Cellule staminali made in Italy



Interessantissima la conferenza stampa “Convenzione e comodato d’uso Cell-Factory tra Università degli Studi di Torino e Fresenius Medical Care”.
(fonte ufficio stampa Unito di Eva Ferra)

In Italia ci sono 13 istituti, sia pubblici che privati, autorizzati alla produzione di cellule staminali mesenchimali. La regione con più centri è la Lombardia e il controllo è affidato all'Istituto Superiore di Sanità. In  Italia i tre studi sono in corso uno tra Pesaro e Pavia e due a Bergamo. Le cellule staminali mesenchimali sono cellule che hanno la capacità di differenziarsi, crescere e sono in grado di diventare osso, cartilagine, grasso. E’ stato dimostrato che inoltre che sono in grado di interagire con il sistema immunitario.

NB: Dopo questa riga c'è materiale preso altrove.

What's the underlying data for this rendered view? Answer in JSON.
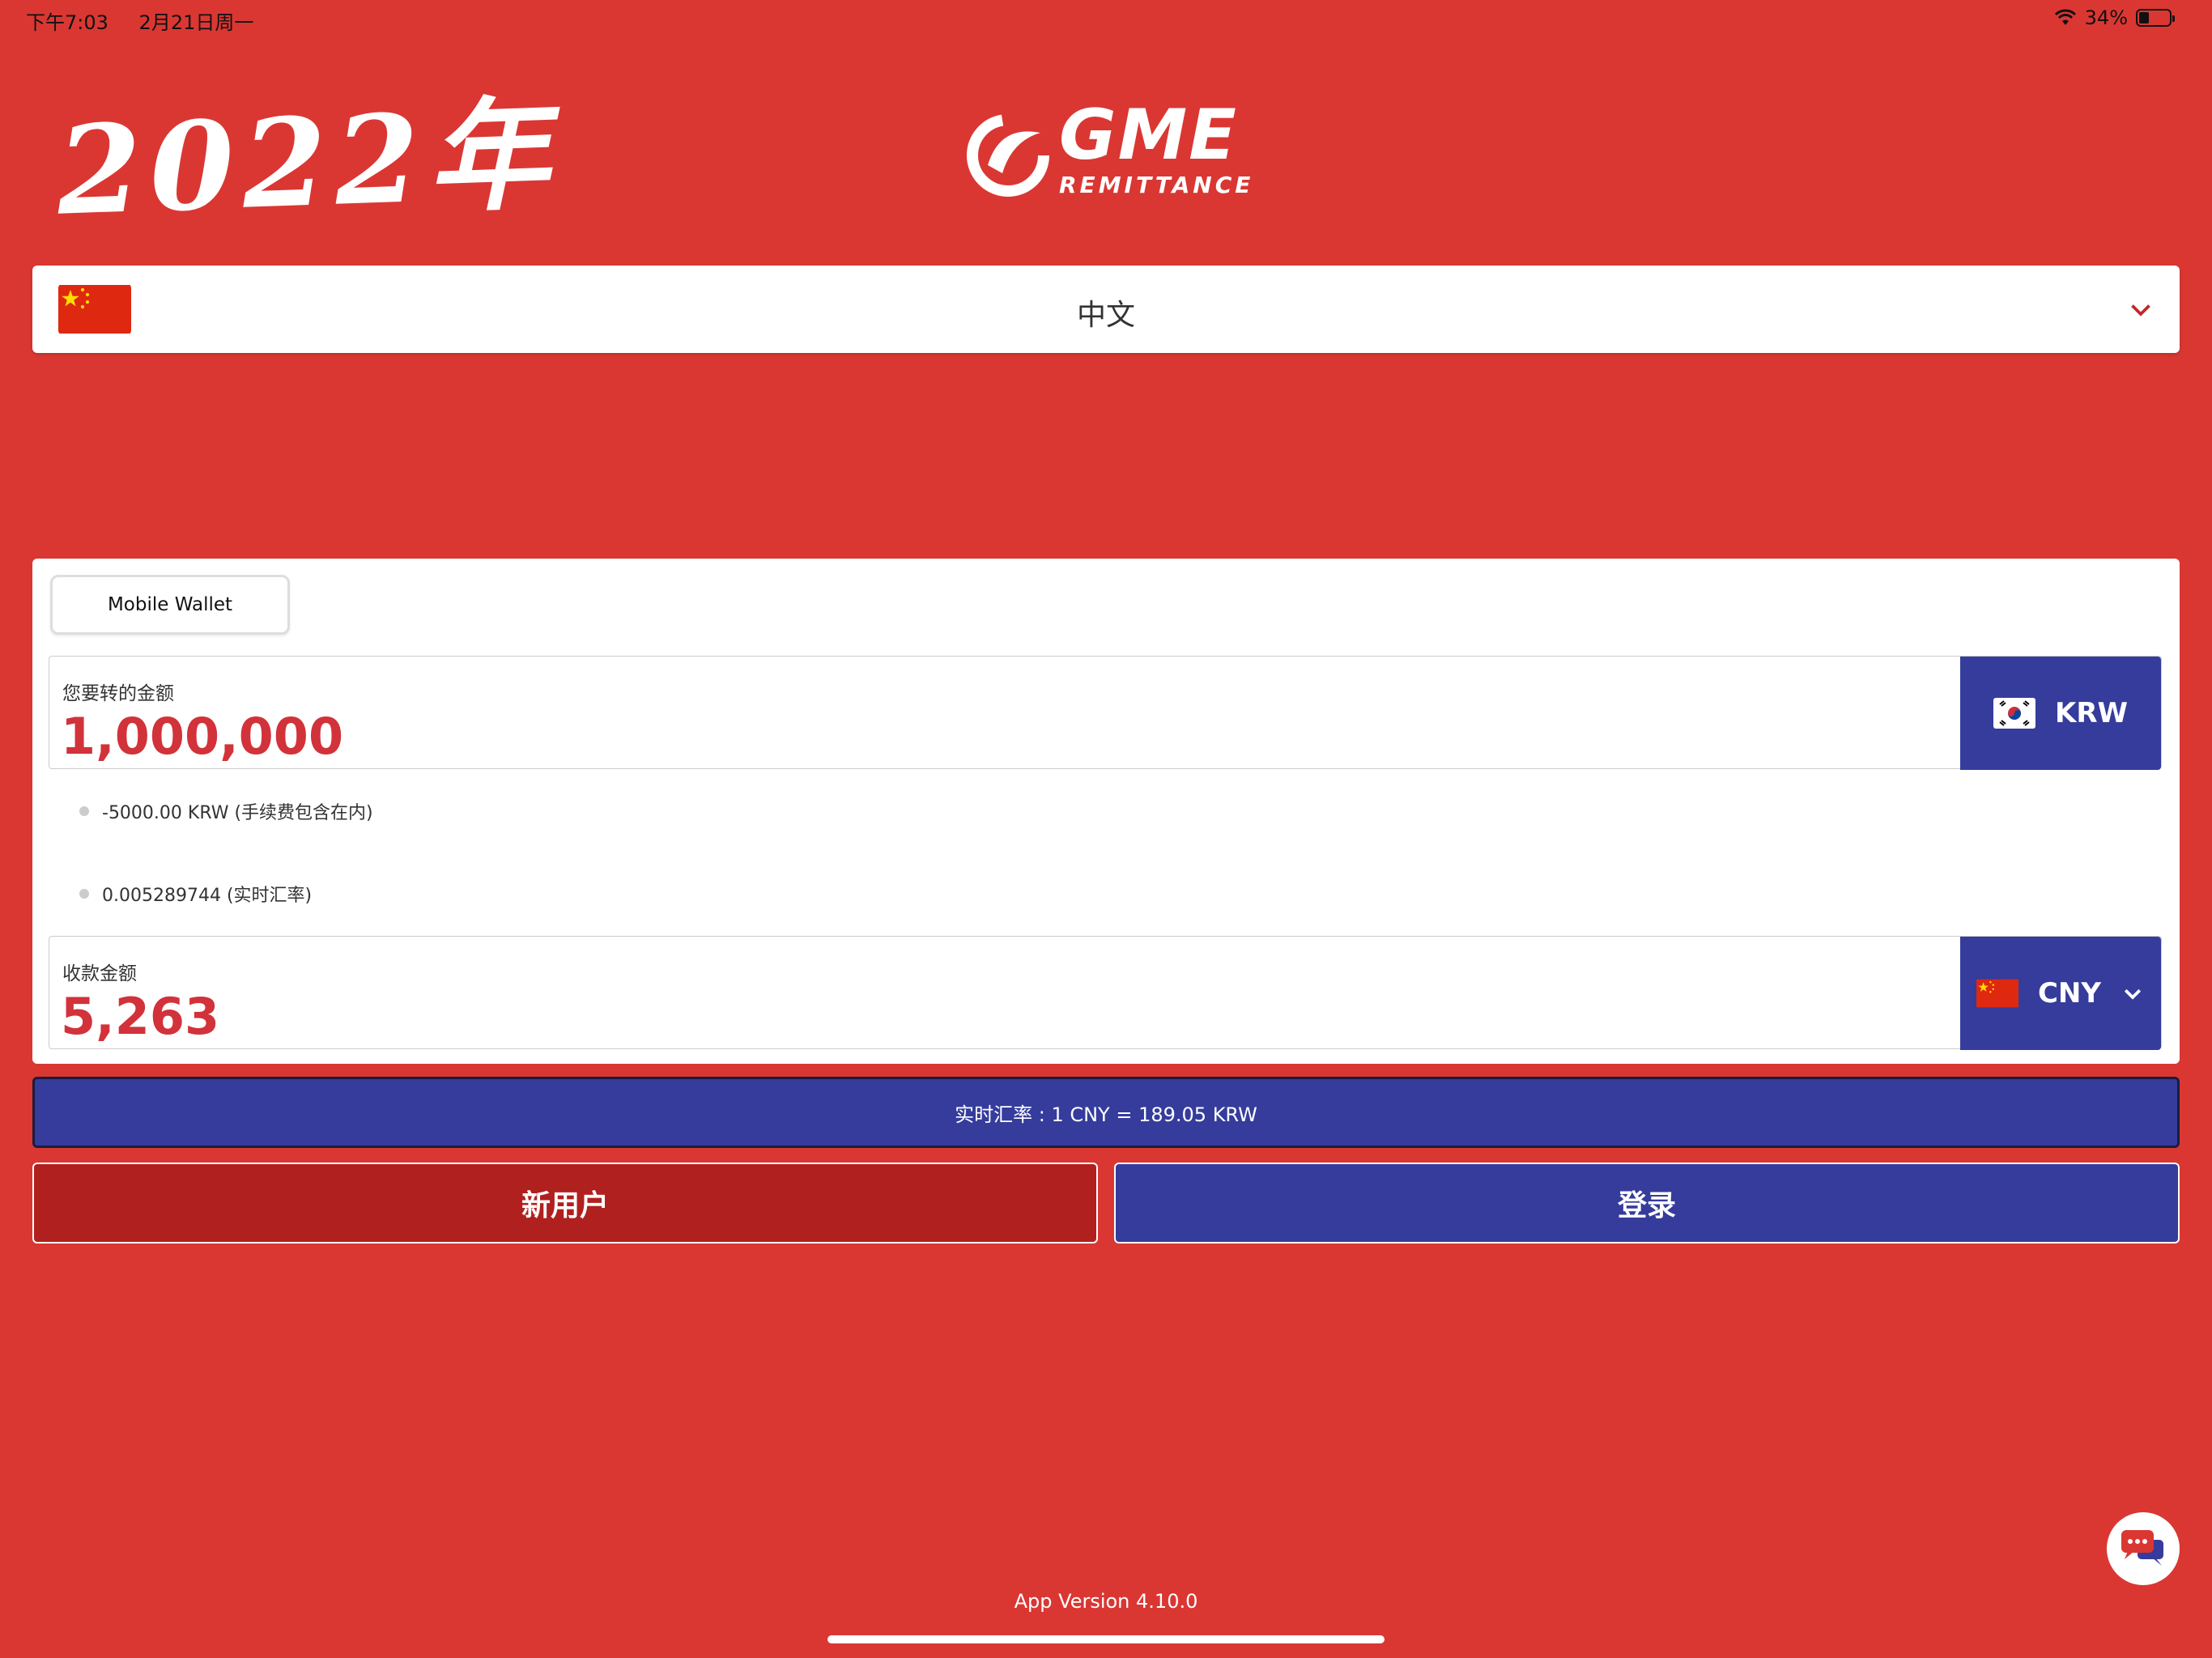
{
  "status_bar": {
    "time": "下午7:03",
    "date": "2月21日周一",
    "battery_pct": "34%",
    "battery_level": 0.34
  },
  "handwriting": "2022年",
  "logo": {
    "title": "GME",
    "subtitle": "REMITTANCE"
  },
  "language": {
    "selected": "中文",
    "flag_icon": "china-flag-icon"
  },
  "tabs": {
    "mobile_wallet": "Mobile Wallet"
  },
  "send": {
    "label": "您要转的金额",
    "amount": "1,000,000",
    "currency": "KRW"
  },
  "fee_line": "-5000.00 KRW (手续费包含在内)",
  "rate_line": "0.005289744 (实时汇率)",
  "receive": {
    "label": "收款金额",
    "amount": "5,263",
    "currency": "CNY"
  },
  "rate_bar": "实时汇率 : 1 CNY = 189.05 KRW",
  "buttons": {
    "new_user": "新用户",
    "login": "登录"
  },
  "footer": {
    "version": "App Version  4.10.0"
  },
  "colors": {
    "background": "#DA3733",
    "accent_blue": "#353C9C",
    "new_user_red": "#B0201E",
    "amount_red": "#D2323A"
  }
}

Interessantissima la conferenza stampa “Convenzione e comodato d’uso Cell-Factory tra Università degli Studi di Torino e Fresenius Medical Care”.
E’ interessante pensare che Le cellule staminali sono cellule non ancora differenziate, cioè che non si sono ancora specializzate nella loro funzione definitiva. Per questo motivo sono dette pluripotenti o multipotenti. Non essendo ancora specializzate hanno la capacità di differenziarsi in diversi tipi di tessuti e organi.
Esistono diversi tipi di cellule staminali, presenti in diversi momenti dello sviluppo: dall’embrione all’essere adulto. Possiamo pensare a due gruppi: embrionali e adulte.
Quelle embrionali sono quelle presenti nell’embrione di pochi giorni. Queste cellule sono in grado di originare tutti gli organi e i tessuti del corpo umano. Per questo sono dette” totipotenti” durante le prime divisioni mitotiche e “pluripotenti” una volta che si è formata la massa interna. La scienza le considera oggi con grande interesse, ma il loro utilizzo pone seri problemi di natura etica, in quanto la loro estrazione implica il sacrificio dell’embrione stesso.